Smith's playwriting career spans many years, including a long-standing relationship with The Victory Gardens, the Tony Award-winning Chicago theater, starting as an intern and rising to become one of the founding members of the Playwrights Ensemble. Many of Smith’s plays are performed at The Victory Gardens.
This distinguished playwright has produced several Off-Broadway plays, including Knock Me a Kiss and Pudd’nhead Wilson, which included a 22-city national tour before heading to New York.

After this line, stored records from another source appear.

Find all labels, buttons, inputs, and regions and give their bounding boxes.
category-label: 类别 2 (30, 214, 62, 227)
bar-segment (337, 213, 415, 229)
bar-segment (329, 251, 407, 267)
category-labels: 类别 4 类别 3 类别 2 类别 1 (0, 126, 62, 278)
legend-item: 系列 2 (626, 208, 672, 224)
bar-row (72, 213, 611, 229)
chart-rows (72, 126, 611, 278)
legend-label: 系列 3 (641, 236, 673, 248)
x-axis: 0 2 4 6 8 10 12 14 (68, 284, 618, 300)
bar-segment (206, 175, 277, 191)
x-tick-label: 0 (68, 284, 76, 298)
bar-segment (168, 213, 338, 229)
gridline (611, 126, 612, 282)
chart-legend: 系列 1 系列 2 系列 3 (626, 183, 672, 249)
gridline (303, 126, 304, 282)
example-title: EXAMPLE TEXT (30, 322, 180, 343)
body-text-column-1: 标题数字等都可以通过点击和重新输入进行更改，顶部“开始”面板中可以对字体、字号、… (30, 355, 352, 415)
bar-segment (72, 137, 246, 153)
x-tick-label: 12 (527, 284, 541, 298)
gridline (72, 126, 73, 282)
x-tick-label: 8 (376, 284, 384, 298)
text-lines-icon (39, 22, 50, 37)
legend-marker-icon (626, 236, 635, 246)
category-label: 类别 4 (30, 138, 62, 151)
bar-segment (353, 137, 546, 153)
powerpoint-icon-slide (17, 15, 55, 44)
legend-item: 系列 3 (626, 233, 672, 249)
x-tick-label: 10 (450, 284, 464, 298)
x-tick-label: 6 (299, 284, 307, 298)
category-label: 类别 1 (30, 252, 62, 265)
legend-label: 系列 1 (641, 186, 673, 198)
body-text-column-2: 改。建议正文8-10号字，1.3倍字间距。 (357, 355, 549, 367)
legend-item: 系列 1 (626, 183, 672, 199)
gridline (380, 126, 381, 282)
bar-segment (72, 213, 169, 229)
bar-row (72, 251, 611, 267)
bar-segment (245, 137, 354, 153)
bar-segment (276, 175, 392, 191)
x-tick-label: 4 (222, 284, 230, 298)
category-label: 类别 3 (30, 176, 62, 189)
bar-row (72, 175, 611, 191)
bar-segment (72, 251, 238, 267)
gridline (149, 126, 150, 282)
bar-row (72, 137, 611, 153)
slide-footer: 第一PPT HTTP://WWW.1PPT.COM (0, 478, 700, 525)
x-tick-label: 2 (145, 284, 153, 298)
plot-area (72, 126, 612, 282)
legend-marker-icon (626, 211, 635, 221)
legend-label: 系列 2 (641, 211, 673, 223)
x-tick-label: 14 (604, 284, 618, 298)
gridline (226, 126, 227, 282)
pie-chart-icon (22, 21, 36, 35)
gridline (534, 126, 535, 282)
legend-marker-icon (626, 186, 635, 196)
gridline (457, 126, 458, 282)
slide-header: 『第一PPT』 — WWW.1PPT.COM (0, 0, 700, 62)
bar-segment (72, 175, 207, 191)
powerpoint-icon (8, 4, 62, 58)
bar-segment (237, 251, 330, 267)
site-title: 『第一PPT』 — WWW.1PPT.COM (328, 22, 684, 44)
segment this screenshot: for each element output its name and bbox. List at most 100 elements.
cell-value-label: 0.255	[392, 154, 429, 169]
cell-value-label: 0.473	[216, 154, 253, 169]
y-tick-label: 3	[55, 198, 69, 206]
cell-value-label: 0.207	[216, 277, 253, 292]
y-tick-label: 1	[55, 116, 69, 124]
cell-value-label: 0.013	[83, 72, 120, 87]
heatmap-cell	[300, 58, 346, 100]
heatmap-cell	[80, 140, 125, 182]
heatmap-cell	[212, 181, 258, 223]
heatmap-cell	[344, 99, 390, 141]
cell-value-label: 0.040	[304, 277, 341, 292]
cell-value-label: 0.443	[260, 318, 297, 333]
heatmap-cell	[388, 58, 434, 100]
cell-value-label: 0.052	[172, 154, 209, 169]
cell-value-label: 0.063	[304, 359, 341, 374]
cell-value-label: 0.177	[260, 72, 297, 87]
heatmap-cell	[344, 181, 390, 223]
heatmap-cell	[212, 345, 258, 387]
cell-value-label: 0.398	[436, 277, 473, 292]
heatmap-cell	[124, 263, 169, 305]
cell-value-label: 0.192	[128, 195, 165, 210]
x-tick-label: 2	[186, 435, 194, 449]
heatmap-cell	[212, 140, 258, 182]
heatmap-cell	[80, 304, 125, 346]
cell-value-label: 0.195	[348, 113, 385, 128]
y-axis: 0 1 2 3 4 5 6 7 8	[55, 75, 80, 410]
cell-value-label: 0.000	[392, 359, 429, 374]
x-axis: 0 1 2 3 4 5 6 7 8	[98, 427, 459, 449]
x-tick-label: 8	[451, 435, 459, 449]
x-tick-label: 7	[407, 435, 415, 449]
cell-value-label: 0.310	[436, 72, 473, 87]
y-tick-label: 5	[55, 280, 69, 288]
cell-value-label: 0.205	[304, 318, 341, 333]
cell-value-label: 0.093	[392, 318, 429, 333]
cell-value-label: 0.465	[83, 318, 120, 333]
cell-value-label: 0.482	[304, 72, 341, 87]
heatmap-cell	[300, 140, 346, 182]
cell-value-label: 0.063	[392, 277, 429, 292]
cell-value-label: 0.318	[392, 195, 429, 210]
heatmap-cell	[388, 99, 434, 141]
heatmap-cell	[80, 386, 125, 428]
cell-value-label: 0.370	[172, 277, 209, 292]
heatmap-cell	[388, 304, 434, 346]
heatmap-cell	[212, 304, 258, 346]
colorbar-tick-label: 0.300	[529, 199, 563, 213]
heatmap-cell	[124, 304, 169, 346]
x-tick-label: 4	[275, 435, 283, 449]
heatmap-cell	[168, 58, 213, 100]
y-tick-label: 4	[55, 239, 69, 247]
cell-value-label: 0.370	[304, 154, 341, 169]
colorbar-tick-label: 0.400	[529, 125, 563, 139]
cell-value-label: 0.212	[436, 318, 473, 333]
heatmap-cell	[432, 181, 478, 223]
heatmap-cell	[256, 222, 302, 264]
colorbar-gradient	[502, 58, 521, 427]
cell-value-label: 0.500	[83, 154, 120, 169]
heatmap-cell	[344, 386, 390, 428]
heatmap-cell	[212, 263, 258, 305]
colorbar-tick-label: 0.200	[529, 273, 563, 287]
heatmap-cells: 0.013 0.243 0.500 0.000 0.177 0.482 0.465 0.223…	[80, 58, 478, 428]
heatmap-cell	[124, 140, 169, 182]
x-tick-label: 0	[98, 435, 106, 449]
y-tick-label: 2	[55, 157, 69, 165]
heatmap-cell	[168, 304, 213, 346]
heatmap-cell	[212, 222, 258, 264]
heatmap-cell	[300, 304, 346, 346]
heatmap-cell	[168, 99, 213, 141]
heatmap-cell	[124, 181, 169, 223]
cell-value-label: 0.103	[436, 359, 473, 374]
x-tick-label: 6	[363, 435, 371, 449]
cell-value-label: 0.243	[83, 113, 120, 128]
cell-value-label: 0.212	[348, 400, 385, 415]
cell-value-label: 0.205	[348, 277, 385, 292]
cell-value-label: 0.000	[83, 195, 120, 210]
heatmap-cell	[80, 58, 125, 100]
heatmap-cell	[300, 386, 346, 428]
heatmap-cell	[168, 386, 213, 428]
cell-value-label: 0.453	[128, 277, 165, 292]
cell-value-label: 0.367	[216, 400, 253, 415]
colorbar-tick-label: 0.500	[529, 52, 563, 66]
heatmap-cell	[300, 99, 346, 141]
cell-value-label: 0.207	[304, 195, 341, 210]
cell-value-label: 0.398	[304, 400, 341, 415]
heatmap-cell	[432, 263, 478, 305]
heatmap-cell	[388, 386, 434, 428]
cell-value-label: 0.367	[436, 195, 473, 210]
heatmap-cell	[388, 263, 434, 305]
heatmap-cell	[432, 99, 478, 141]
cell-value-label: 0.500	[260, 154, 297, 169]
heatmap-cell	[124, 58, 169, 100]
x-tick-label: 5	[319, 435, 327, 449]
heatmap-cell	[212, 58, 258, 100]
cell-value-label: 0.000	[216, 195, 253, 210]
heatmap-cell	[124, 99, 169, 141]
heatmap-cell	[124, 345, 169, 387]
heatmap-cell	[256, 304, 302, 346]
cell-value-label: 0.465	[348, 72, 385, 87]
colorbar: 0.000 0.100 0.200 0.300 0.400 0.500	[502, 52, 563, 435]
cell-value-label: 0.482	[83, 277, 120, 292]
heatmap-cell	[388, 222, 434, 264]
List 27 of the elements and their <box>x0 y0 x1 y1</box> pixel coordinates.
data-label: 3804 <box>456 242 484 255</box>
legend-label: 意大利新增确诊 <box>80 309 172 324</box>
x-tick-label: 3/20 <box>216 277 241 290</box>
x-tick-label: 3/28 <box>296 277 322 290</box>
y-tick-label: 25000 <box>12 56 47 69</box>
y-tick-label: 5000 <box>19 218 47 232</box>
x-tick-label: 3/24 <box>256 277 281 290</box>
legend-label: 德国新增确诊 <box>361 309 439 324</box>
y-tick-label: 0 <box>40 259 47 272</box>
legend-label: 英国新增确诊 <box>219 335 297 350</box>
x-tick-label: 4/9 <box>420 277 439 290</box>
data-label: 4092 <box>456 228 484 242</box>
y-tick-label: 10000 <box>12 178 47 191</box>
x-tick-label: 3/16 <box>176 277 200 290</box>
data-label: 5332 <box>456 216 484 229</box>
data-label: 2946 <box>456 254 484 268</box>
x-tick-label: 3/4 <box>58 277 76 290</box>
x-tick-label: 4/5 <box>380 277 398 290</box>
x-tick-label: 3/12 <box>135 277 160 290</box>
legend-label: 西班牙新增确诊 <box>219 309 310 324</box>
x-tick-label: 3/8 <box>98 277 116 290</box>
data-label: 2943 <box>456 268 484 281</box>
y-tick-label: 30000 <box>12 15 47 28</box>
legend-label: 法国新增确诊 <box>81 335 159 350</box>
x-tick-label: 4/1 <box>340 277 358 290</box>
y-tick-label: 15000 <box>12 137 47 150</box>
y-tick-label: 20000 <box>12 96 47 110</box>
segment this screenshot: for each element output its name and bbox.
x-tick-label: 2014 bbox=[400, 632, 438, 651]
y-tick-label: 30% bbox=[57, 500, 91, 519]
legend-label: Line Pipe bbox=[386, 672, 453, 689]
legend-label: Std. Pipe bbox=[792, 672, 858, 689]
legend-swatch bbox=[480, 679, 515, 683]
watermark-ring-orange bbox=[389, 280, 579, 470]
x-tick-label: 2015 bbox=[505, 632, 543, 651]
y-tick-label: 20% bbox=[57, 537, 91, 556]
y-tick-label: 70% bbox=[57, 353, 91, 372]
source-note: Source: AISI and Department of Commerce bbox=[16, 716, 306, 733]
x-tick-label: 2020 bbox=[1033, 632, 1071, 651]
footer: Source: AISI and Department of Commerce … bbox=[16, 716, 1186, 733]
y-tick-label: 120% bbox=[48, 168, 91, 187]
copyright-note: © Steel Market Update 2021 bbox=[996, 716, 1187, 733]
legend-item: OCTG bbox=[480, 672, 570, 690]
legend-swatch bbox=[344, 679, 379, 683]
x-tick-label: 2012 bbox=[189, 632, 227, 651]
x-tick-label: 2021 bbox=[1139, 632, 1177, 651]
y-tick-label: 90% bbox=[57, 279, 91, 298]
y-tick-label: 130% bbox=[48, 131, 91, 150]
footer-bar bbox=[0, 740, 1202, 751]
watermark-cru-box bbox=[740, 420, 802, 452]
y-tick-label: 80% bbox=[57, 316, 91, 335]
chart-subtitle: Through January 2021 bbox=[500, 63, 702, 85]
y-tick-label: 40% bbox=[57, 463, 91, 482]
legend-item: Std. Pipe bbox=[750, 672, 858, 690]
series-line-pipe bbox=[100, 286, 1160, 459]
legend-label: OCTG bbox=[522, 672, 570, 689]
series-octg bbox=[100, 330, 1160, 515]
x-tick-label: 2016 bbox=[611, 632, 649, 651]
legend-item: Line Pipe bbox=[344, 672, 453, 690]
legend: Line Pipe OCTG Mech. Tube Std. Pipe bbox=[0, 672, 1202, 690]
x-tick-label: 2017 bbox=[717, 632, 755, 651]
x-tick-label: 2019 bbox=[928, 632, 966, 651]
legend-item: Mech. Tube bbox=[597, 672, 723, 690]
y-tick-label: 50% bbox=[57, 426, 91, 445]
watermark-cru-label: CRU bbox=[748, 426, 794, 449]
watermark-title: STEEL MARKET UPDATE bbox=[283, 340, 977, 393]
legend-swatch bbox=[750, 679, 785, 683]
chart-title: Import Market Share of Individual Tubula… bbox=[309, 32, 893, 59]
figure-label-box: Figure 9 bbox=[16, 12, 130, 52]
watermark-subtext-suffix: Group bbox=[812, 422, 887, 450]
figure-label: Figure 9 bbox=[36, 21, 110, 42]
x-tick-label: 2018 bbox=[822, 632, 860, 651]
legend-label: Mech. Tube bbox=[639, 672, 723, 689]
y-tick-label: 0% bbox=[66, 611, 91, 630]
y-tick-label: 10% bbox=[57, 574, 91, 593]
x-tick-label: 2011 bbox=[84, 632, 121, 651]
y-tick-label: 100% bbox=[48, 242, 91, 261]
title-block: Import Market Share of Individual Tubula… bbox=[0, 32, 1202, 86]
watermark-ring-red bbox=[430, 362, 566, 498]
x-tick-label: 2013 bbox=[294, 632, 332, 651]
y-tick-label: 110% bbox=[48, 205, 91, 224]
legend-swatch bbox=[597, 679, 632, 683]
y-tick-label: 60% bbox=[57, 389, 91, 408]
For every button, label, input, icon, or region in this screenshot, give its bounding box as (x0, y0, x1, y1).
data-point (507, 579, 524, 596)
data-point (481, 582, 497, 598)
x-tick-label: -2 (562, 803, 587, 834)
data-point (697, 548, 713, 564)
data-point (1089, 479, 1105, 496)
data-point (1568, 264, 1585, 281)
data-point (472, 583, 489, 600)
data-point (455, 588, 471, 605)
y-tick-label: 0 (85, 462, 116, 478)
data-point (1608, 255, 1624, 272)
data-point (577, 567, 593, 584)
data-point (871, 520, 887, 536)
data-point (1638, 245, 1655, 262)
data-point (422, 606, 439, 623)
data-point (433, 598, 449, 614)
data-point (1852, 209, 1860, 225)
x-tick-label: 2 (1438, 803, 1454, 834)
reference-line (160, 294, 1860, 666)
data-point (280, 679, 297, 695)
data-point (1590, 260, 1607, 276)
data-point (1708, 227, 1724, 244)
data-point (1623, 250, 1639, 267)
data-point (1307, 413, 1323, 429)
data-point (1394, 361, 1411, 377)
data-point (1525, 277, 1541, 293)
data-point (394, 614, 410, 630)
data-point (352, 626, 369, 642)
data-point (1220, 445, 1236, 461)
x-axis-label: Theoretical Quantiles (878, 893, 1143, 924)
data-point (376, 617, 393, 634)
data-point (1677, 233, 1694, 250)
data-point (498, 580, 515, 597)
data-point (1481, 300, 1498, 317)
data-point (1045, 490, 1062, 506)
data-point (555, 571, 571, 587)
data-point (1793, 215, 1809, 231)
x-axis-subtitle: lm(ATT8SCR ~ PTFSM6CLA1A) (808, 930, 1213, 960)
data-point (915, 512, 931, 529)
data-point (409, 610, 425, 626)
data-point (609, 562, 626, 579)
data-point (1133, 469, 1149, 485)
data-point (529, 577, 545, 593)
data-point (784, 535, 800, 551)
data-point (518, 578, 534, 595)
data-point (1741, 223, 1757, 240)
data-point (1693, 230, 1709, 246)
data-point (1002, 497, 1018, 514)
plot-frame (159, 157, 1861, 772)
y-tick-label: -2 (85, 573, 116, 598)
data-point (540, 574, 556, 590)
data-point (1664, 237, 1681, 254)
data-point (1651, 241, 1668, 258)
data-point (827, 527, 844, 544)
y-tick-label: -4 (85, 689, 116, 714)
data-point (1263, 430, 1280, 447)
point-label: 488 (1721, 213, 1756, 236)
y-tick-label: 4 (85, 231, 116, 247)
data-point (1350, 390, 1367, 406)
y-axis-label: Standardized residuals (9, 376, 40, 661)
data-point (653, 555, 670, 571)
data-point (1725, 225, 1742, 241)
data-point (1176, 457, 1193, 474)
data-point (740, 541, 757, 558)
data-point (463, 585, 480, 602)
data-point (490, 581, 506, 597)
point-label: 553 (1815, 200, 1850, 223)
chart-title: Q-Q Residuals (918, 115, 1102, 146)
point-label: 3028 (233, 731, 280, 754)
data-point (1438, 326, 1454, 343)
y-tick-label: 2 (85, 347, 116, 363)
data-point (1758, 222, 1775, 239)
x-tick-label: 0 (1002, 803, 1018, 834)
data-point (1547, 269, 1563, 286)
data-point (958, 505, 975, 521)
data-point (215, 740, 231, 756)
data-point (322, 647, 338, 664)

His work has also been produced for the HBO New Writers Project, the International Children’s Theater Festival in Seattle, and The National Black Theatre Festival.
Before his tenure with Ohio University, Smith taught playwriting at Northwestern University, taught for the Prague Summer Program in Creative Writing in the Czech Republic, and for the Center of Dramatic Arts in Groznjan, Croatia.
Just some of the awards Smith has won include the Ohio Arts Council Individual Excellence Award, Illinois Arts Council Governors Award, The Cornerstone National Playwriting Award, The Theodore Ward National Playwriting Award, the NBC New Voices Award and two Black Theater Alliance Awards for New Work.